Unutamayacağım bir iz bırakmadığı için 2006'ya dair pek bir yorum yapmak istemiyorum aslında. Daha çok unutmak istediğim bir yer kapladı hayatımda.

Ama olur ya, her ne kadar biz bize olsak da, bir gün bu yazdıklarımız okunur diye tamamen advice (aay dilimi wasp soksun) niteliğinde olmasına dikkat edeceğim.

1) Bu yıl da her yıl olduğu gibi ünüme ün katamadım. "15 dakikalığına şöhret" furyasında kendimi bir yere konumlandıramadım. İyi tarafından bakalım: Çıplak fotoğraflarımın albenisini arttıracak kadar photoshop biliyorum.

2) "Aşk" kelimesininin anlamını bu yıl tamamen unuttum. İyi tarafından bakalım: Bu kelimenin altını istediğim gibi doldurabilirim. İstediğin yemeğe sahip olduğunda aşkın verdiği tatmin duygusunu yaşayabiliyorsun.

3) Fezadan bakıldığında birtakım mahlukatların sürekli olarak dünyaya zarar vermelerinden bu yıl da nasibini aldı. Bitmek tükenmek bilmeyen "bir gün ben de patron olacağım" naralarının akisleri geziniyor yeryüzünde. İyi tarafından bakalım: İnsanın azmi nelere muktedir, bugün bana, yarın ben başkalarına...

4) Alfabeyi bulan Finikeliler'i anlıyorum da şu Lidyalılar'a ne demeli! İnsan gelecek yüzyılları düşünmez mi, hiç mi strateji geliştirmez! Sürekli olarak bir kağıt parçasının hayatımız boyunca sarf ettiğimiz sözcüklerin neredeyse tamamına hakim olması. Bu yıl da hiç dilimden düşmedi! İyi tarafından bakalım: Atalarımızı seviyorum, konuşacak mevzu yaratıyorlar!

5) 2006'da portfolyoma çok fazla değerli insan giremedi. İyi tarafından bakalım: Eldekilerin değerini daha çok anladım .

6) Yukarıdaki maddeye bir ek yapmak istiyorum. Bazı yeni tanıdıklarımın Türk Dil Kurumu'nda 2. anlamı "bit yavrusu, sirke" olarak da geçen "yavşak" terimine ne kadar uyduklarını fark ettim. İyi tarafından bakalım: Sinir katsayısıyla oynadıkları için adrenalin salgılama düzeyi sürekli iniş-çıkış gösteriyor.

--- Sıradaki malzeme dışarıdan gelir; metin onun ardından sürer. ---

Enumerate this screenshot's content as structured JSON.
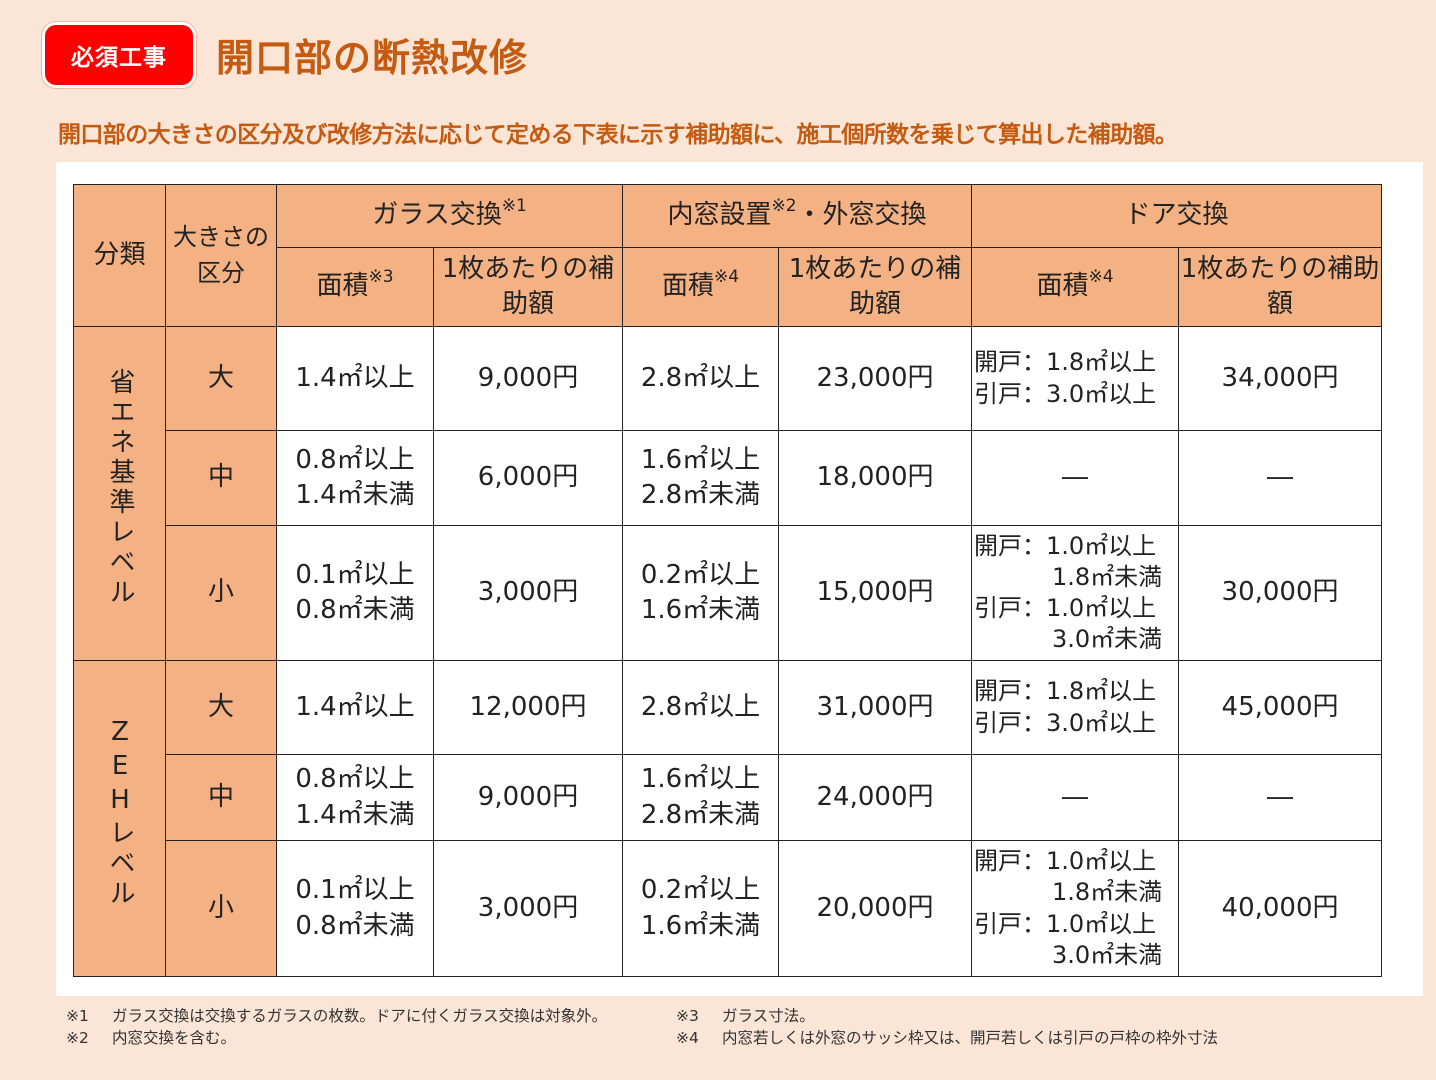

Bu liste uzadıkça, içimi afaganlar (Afganlarla bir akrabalıkları var mıdır acaba) basıyor, bir ara devam ederim.

Aslında geçmişine sahip çıkmayan, hatta utanan, sıkılan, hatırlamak istemeyen bir toplumda yaşıyor olmanın dayanılmaz ağırlığını yaşıyorum. Sürekli olarak arşivi boşaltıyorum.

2006, 41 duyguyla harmanlanarak yine komplike bir yıl geçirmeme sebep oldu.

Beni sevmeye, kendinizi sevdirmeye devam edin...

Hamiş: Bugün oldukça ukala dümbeleği modundayım!